Certified nursing assistants perform daily living tasks for dementia patients in facilities. A properly trained aide demonstrates verbal and non-verbal communication competency, responds to a patient assertively, not aggressively, and practices acceptable touching. Techniques for redirecting patients, handling confusion, and de-escalating aggressive patients are also learned skills. Specialized dementia training results in patients experiencing better communication with caregivers and positive outcomes on psychological and behavioral systems. It also decreases turnover and burnout.


Untrained dementia healthcare workers increase the likelihood of abuse and neglect. The urgency to fill facility positions is never a valid reason to place unskilled workers on the floor. On the contrary, it jeopardizes the well-being of vulnerable dementia patients and hinders the carer experience.


In 2020 a systematic review of eleven hospital dementia training programs were studied. The Holton’s model was used to measure effectiveness and outcome. Programs with varied and interactive training methods and person-centered approaches were two characteristics of effectiveness. Positive outcomes produce changes in clinical practice, utilize training experts, mentors to transfer knowledge, and raise awareness.

The average monthly cost of a memory care facility nationwide is $8,821. One expects the high price guarantees certified dementia-sensitive staff. However, many patients are accepted, and staff are ill-equipped to care for them. Often these patients are dumped in ERs.


Specialized dementia care training must be mandated for anyone interacting with dementia patients in long-term facilities, homes, hospitals, rehabilitation centers, doctor offices, urgent care centers, adult day care centers, etc.  Alzheimer’s organization is one of many that provides on-line curriculum and certification.

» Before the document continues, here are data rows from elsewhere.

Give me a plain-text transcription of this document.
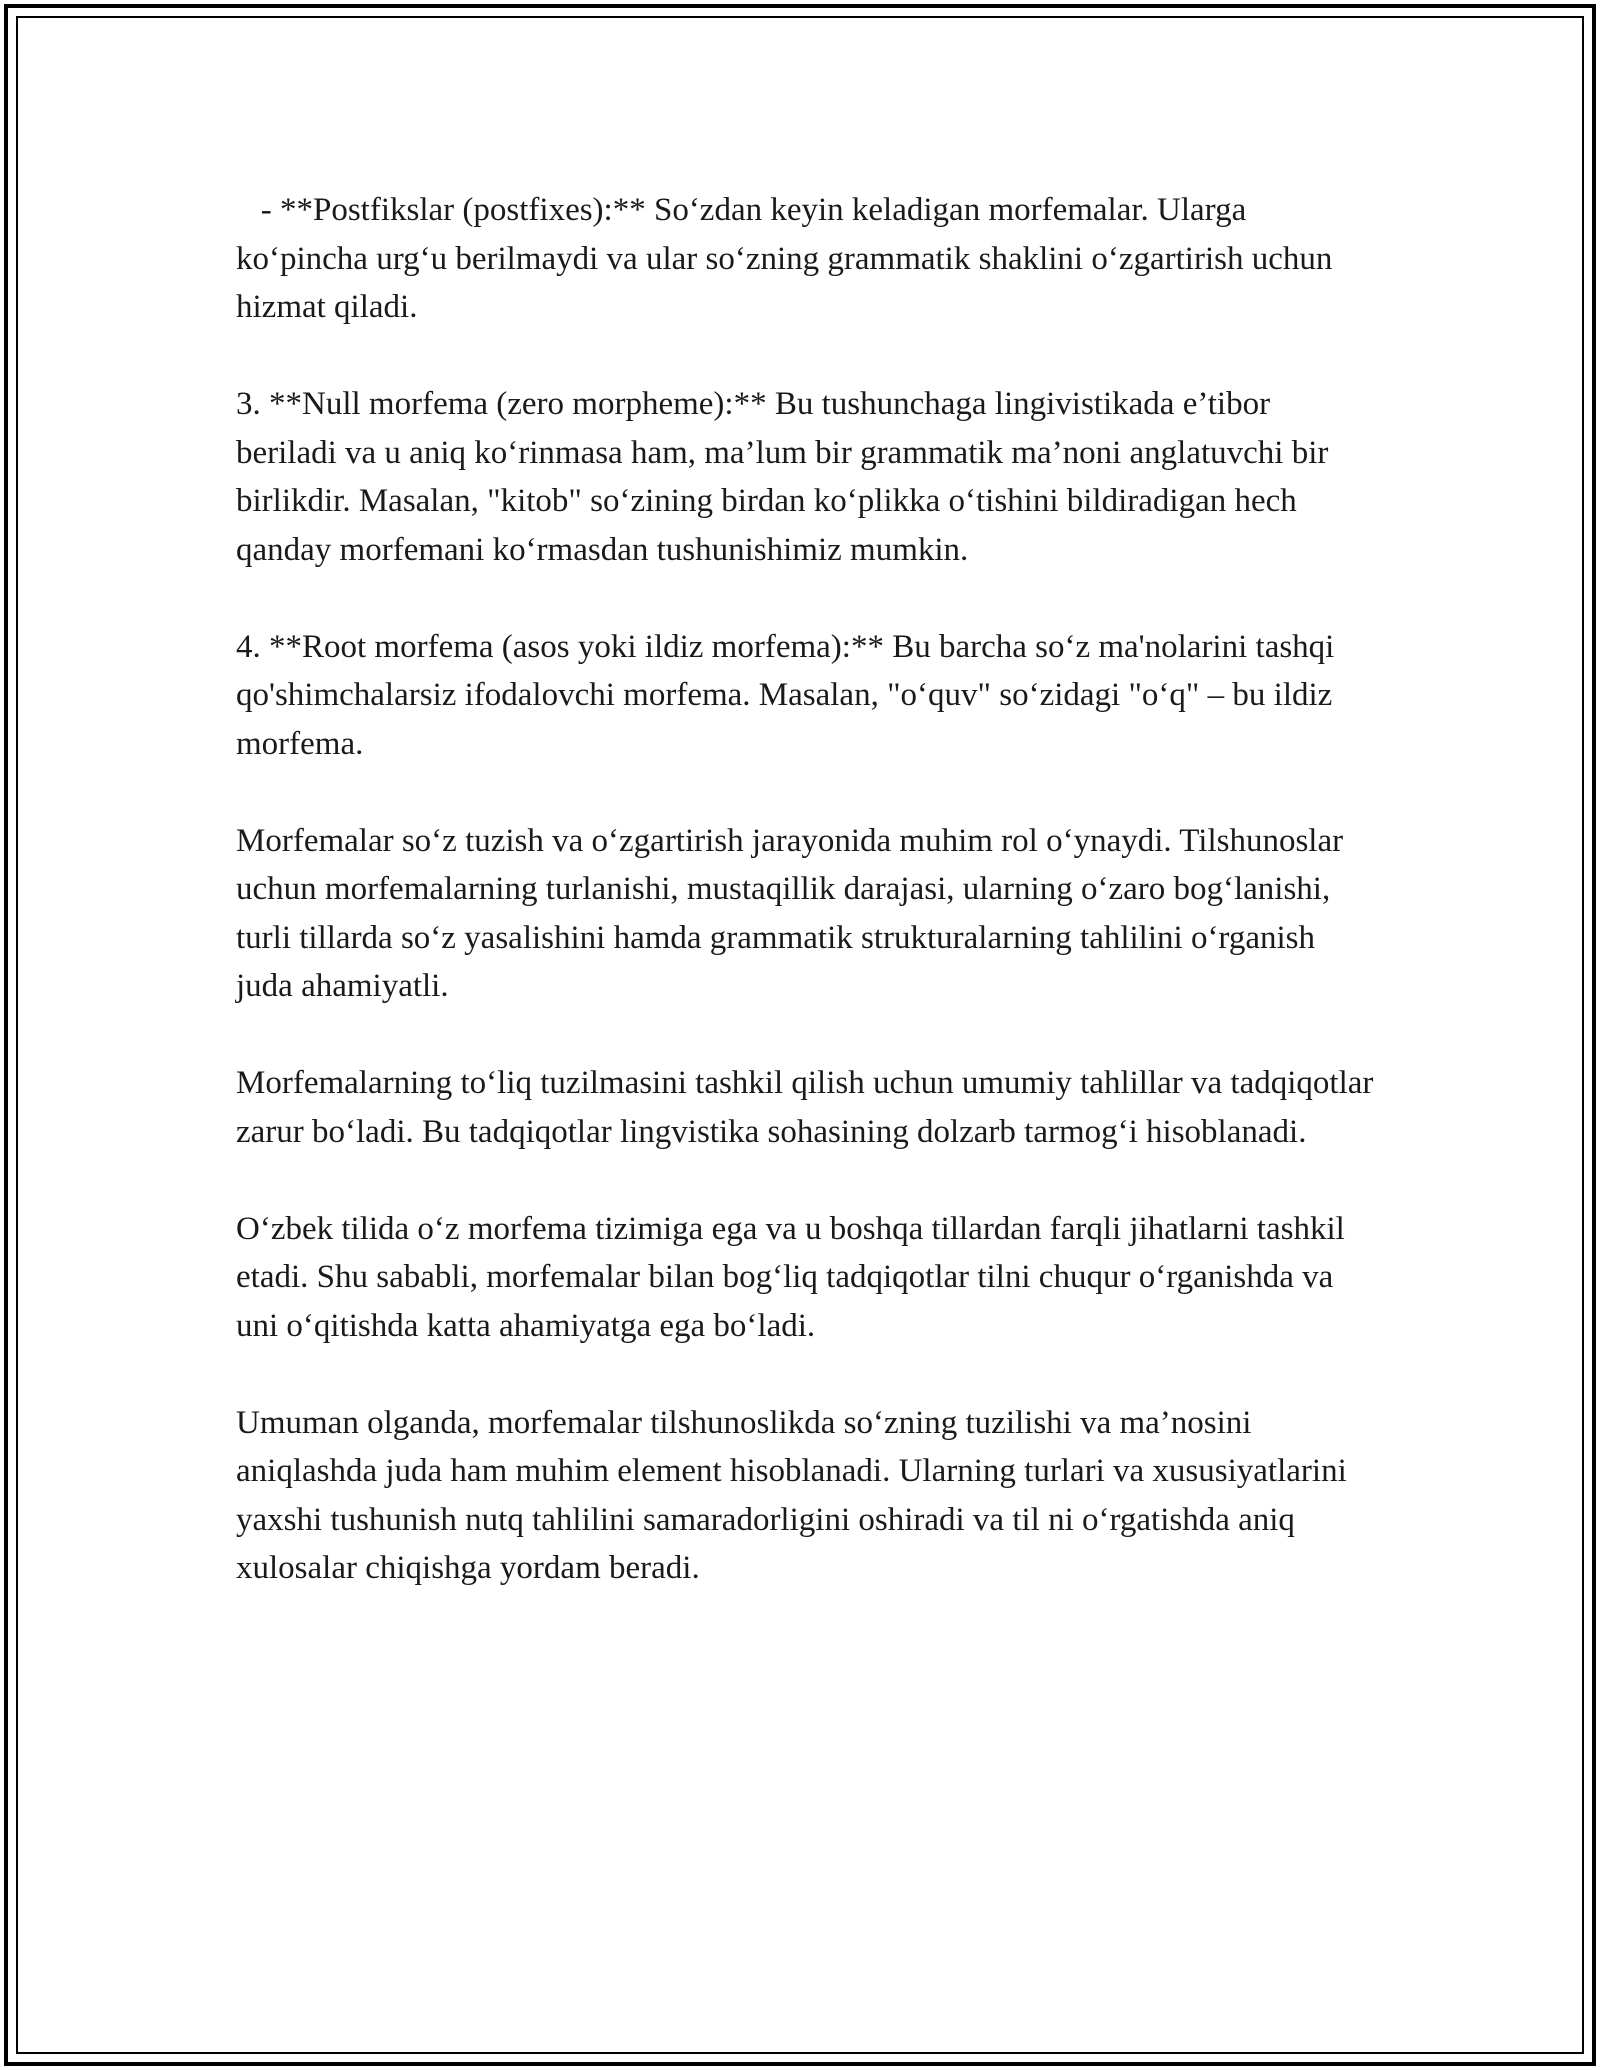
- **Postfikslar (postfixes):** So‘zdan keyin keladigan morfemalar. Ularga ko‘pincha urg‘u berilmaydi va ular so‘zning grammatik shaklini o‘zgartirish uchun hizmat qiladi.

3. **Null morfema (zero morpheme):** Bu tushunchaga lingivistikada e’tibor beriladi va u aniq ko‘rinmasa ham, ma’lum bir grammatik ma’noni anglatuvchi bir birlikdir. Masalan, "kitob" so‘zining birdan ko‘plikka o‘tishini bildiradigan hech qanday morfemani ko‘rmasdan tushunishimiz mumkin.

4. **Root morfema (asos yoki ildiz morfema):** Bu barcha so‘z ma'nolarini tashqi qo'shimchalarsiz ifodalovchi morfema. Masalan, "o‘quv" so‘zidagi "o‘q" – bu ildiz morfema.

Morfemalar so‘z tuzish va o‘zgartirish jarayonida muhim rol o‘ynaydi. Tilshunoslar uchun morfemalarning turlanishi, mustaqillik darajasi, ularning o‘zaro bog‘lanishi, turli tillarda so‘z yasalishini hamda grammatik strukturalarning tahlilini o‘rganish juda ahamiyatli.

Morfemalarning to‘liq tuzilmasini tashkil qilish uchun umumiy tahlillar va tadqiqotlar zarur bo‘ladi. Bu tadqiqotlar lingvistika sohasining dolzarb tarmog‘i hisoblanadi.

O‘zbek tilida o‘z morfema tizimiga ega va u boshqa tillardan farqli jihatlarni tashkil etadi. Shu sababli, morfemalar bilan bog‘liq tadqiqotlar tilni chuqur o‘rganishda va uni o‘qitishda katta ahamiyatga ega bo‘ladi.

Umuman olganda, morfemalar tilshunoslikda so‘zning tuzilishi va ma’nosini aniqlashda juda ham muhim element hisoblanadi. Ularning turlari va xususiyatlarini yaxshi tushunish nutq tahlilini samaradorligini oshiradi va til ni o‘rgatishda aniq xulosalar chiqishga yordam beradi.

Alzheimer’s (only one form of dementia) was diagnosed in 1906. 117 years ago! It is time that the medical community addressed this massive deficit in service by mandating dementia care training and including it in clinical practice guidelines. I hope that in the future other patients will be spared the trauma Gary experienced in his 8-year journey with the disease.


Rose Jordan

Rose Jordan served in the USAF, Department of State, and later as a computer training and support specialist. She was a two-time newspaper columnist and dabbled in other writings. After adopting her son at age 40, her passion for helping foster youth earned her an MSW degree. She spent many years teaching and supporting high-risk youth and adults.

After four years of searching for answers, in 2018, her husband Gary was formally diagnosed with vascular dementia. He passed away in December 2022. In her retirement years, she is committed to educating others on the plight of dementia caregivers. She hopes that they will receive the attention and resources they deserve. She is currently writing her first book, A Journey of Love. It documents eight years being her husband’s compass in a world he could no longer navigate.